L’enjeu n’est donc pas de rejeter les ressources existantes, mais d’identifier les moments où elles atteignent leurs limites.

Certaines images reposent principalement sur la lumière ou le cadrage. D’autres nécessitent un mobilier particulier, un détail de matière ou un objet spécifique pour acquérir leur caractère propre. Dans ces situations, il devient pertinent de ralentir et d’investir davantage de temps dans la création.

Créer un objet singulier n’est pas une quête systématique d’originalité. C’est une manière de préserver l’identité d’une image et d’éviter qu’elle ne devienne interchangeable.

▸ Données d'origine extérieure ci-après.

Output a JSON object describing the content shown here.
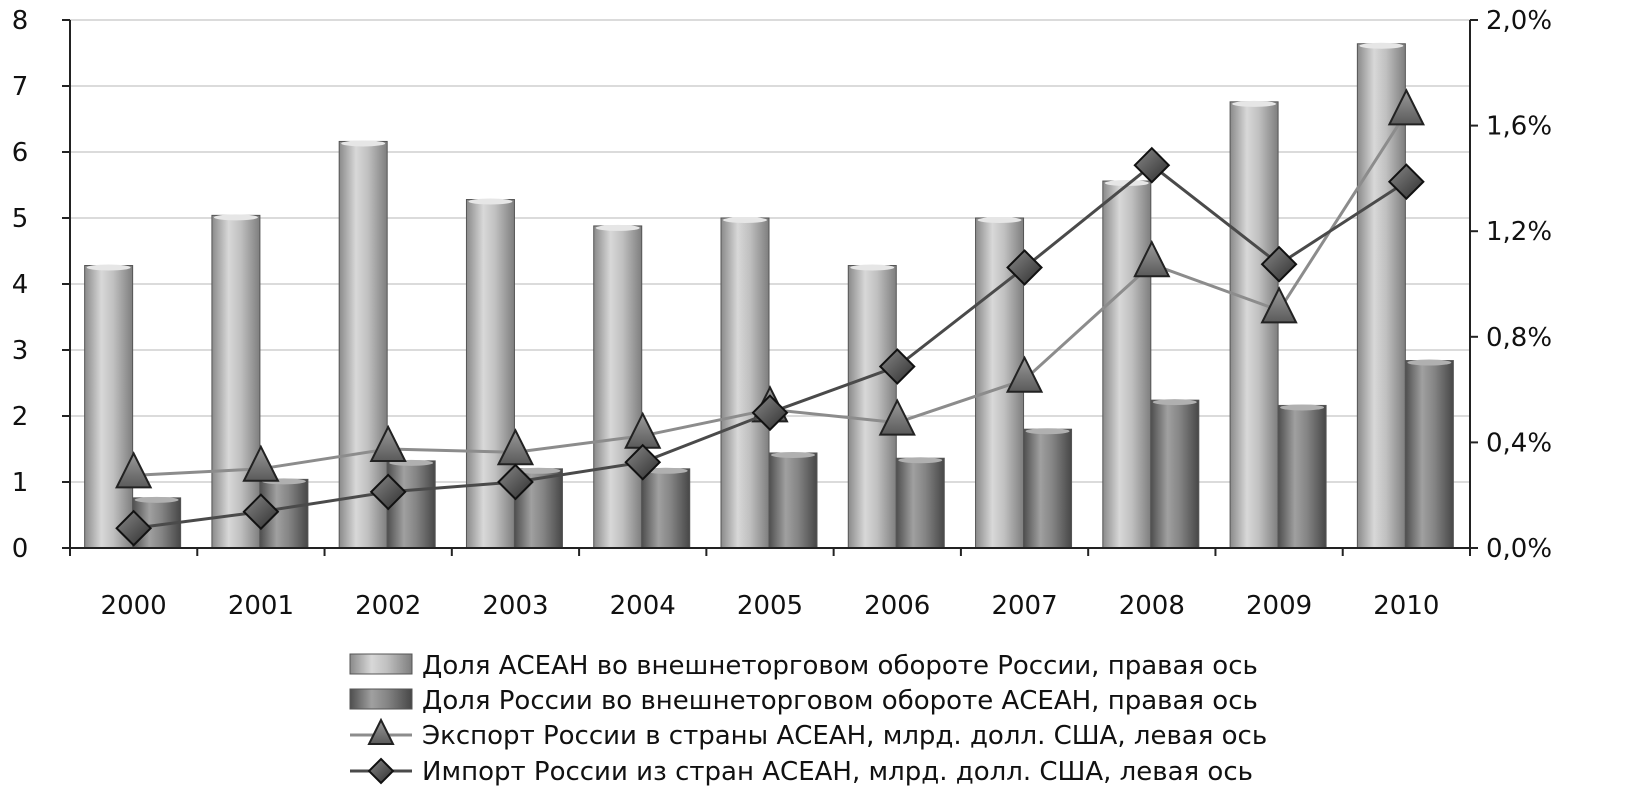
{
  "chart_data": {
    "type": "bar",
    "categories": [
      "2000",
      "2001",
      "2002",
      "2003",
      "2004",
      "2005",
      "2006",
      "2007",
      "2008",
      "2009",
      "2010"
    ],
    "left_axis": {
      "ylim": [
        0,
        8
      ],
      "ticks": [
        "0",
        "1",
        "2",
        "3",
        "4",
        "5",
        "6",
        "7",
        "8"
      ]
    },
    "right_axis": {
      "ylim": [
        0,
        2.0
      ],
      "ticks": [
        "0,0%",
        "0,4%",
        "0,8%",
        "1,2%",
        "1,6%",
        "2,0%"
      ]
    },
    "series": [
      {
        "name": "Доля АСЕАН во внешнеторговом обороте России, правая ось",
        "kind": "bar",
        "axis": "right",
        "color": "#b4b4b4",
        "values": [
          1.07,
          1.26,
          1.54,
          1.32,
          1.22,
          1.25,
          1.07,
          1.25,
          1.39,
          1.69,
          1.91
        ]
      },
      {
        "name": "Доля России во внешнеторговом обороте АСЕАН, правая ось",
        "kind": "bar",
        "axis": "right",
        "color": "#7a7a7a",
        "values": [
          0.19,
          0.26,
          0.33,
          0.3,
          0.3,
          0.36,
          0.34,
          0.45,
          0.56,
          0.54,
          0.71
        ]
      },
      {
        "name": "Экспорт России в страны АСЕАН, млрд. долл. США, левая ось",
        "kind": "line",
        "marker": "triangle",
        "axis": "left",
        "color": "#8c8c8c",
        "values": [
          1.1,
          1.2,
          1.5,
          1.45,
          1.7,
          2.1,
          1.9,
          2.55,
          4.3,
          3.6,
          6.6
        ]
      },
      {
        "name": "Импорт России из стран АСЕАН, млрд. долл. США, левая ось",
        "kind": "line",
        "marker": "diamond",
        "axis": "left",
        "color": "#4a4a4a",
        "values": [
          0.3,
          0.55,
          0.85,
          1.0,
          1.3,
          2.05,
          2.75,
          4.25,
          5.8,
          4.3,
          5.55
        ]
      }
    ],
    "grid": true,
    "legend_position": "bottom"
  }
}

À mesure que les outils accélèrent les processus de production et que les références circulent toujours plus rapidement, la singularité se logera peut-être moins dans les grands effets que dans des détails modestes auxquels quelqu’un aura consacré une attention particulière.

Dans une représentation architecturale, l’objet singulier dépasse donc le simple rôle d’accessoire. Il devient parfois le lieu où se rencontrent le design, la culture visuelle et une forme contemporaine d’artisanat numérique.